No longer was the emphasis on linking chemistry and magic. Chemistry sets were now designed to prime kids for a career in science. During the time of the Great Depression, and throughout the difficult interwar years, the idea that a bit of tinkering with chemicals might ultimately result in a stable and lucrative career was highly appealing for many parents.
But prepping kids for a scientific career often meant exposing them to the sort of materials and processes that scientists only ever handle with heavy-duty personal protection equipment.
The list of dangerous items that were once found in children’s chemistry sets includes blowtorches, glass-blowing equipment, hot plates, cyanide and even radioactive uranium ore. One set featured copper sulphate, which came packaged in a container featuring a skull and crossbones and the words “Caution: Poison”.
The Inevitable Decline – or, Maybe It’s Not a Good Idea to Sell Poison to Children
Yes, when you look at the sort of experiments kids were encouraged to try and the sort of materials they were encouraged to work with, it should be obvious why chemistry sets eventually fell out of favour.
And it wasn’t just health and safety fears that lead to their decline, either. Some chemistry sets featured iodine solution, which was ostensibly intended to allow for children to test for the presence of starch. But with a bit of lateral thinking, this chemical could easily be adapted to help manufacture methamphetamine.

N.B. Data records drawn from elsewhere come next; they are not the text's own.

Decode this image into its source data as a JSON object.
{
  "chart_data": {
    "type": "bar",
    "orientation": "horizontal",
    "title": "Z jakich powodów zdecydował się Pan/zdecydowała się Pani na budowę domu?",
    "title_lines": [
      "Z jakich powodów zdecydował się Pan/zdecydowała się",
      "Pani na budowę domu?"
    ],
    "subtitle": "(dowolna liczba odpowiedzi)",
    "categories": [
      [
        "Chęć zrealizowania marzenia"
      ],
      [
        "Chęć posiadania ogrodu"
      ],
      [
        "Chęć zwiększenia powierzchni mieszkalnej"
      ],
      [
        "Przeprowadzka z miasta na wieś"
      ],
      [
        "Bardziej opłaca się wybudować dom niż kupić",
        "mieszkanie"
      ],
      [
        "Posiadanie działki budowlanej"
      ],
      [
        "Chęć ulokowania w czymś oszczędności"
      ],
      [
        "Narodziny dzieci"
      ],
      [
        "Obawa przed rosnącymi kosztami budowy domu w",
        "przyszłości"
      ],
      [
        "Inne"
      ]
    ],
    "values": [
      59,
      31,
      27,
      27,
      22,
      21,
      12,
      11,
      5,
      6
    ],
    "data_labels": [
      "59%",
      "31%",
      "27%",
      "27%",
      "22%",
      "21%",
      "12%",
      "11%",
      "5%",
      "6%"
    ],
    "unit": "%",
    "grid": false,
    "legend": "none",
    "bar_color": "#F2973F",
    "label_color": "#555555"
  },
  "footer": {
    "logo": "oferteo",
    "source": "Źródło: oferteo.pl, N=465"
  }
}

So these sets weren’t so much priming kids for a career in chemistry, as they were a career in Breaking Bad.
By the 1980s and 1990s, it was still possible to buy chemistry sets for children. They simply weren’t very exciting. Gone were the flashes, bangs and dodgy experiments of the golden age. In their place were a series of simple experiments, many of which involved the use of household chemicals such as vinegar, baking soda and table salt.
Late 20th century chemistry sets might have been safer, but they were so uninspiring that some have suggested that they’ve robbed us of a couple of generations of scientists. The decline of children’s chemistry sets saw a corresponding decline in young people choosing a career in science. Parents instead pushed their children towards less explosive and seemingly more secure careers, in law and finance.
The Future of Chemistry Sets – or, Only You Can Save Mankind
But as more and more people realise that science can find solutions to major problems – from global warming to world hunger – perhaps we’re on the verge of a second golden age of chemistry sets. As more parents come to understand that the future needs scientists, perhaps more parents will realise the importance of nurturing their children’s innate curiosity.
If you’ve got kids and you’re looking for unique and memorable Christmas present ideas, why not be a trailblazer? Why not be one of the forward-thinking modern parents responsible for the resurgence of chemistry sets and for the creation of a whole new generation of scientists?
The question is, though, where to start? Luckily, there’s a wealth of resources online.
The Best Chemistry Sets for Tomorrow’s Scientists
This article from About Education tells you everything you need to know about choosing a chemistry set for your child. It offers advice on how to gauge your child’s level of interest, on how much you might expect to pay and it even reviews of couple of the more popular sets available. So long as you can ignore the irritating and unrelated videos that start autoplaying the moment you scroll down the page, this is a truly invaluable resource.
Then check this Top Ten Reviews page that compares 10 different chemistry sets, rating each one individually on a number of factors to help you make a more informed decision. You can even compare different sets based on the specific areas they explore. So if, for example, you want to raise an organic chemist rather than an environmental chemist, you’ll know precisely which set to choose.
We wish you the best of luck in exploring the world of science and chemistry with your children.
All that remains is for us to wish you and yours a very merry Christmas, and a Happy New Year!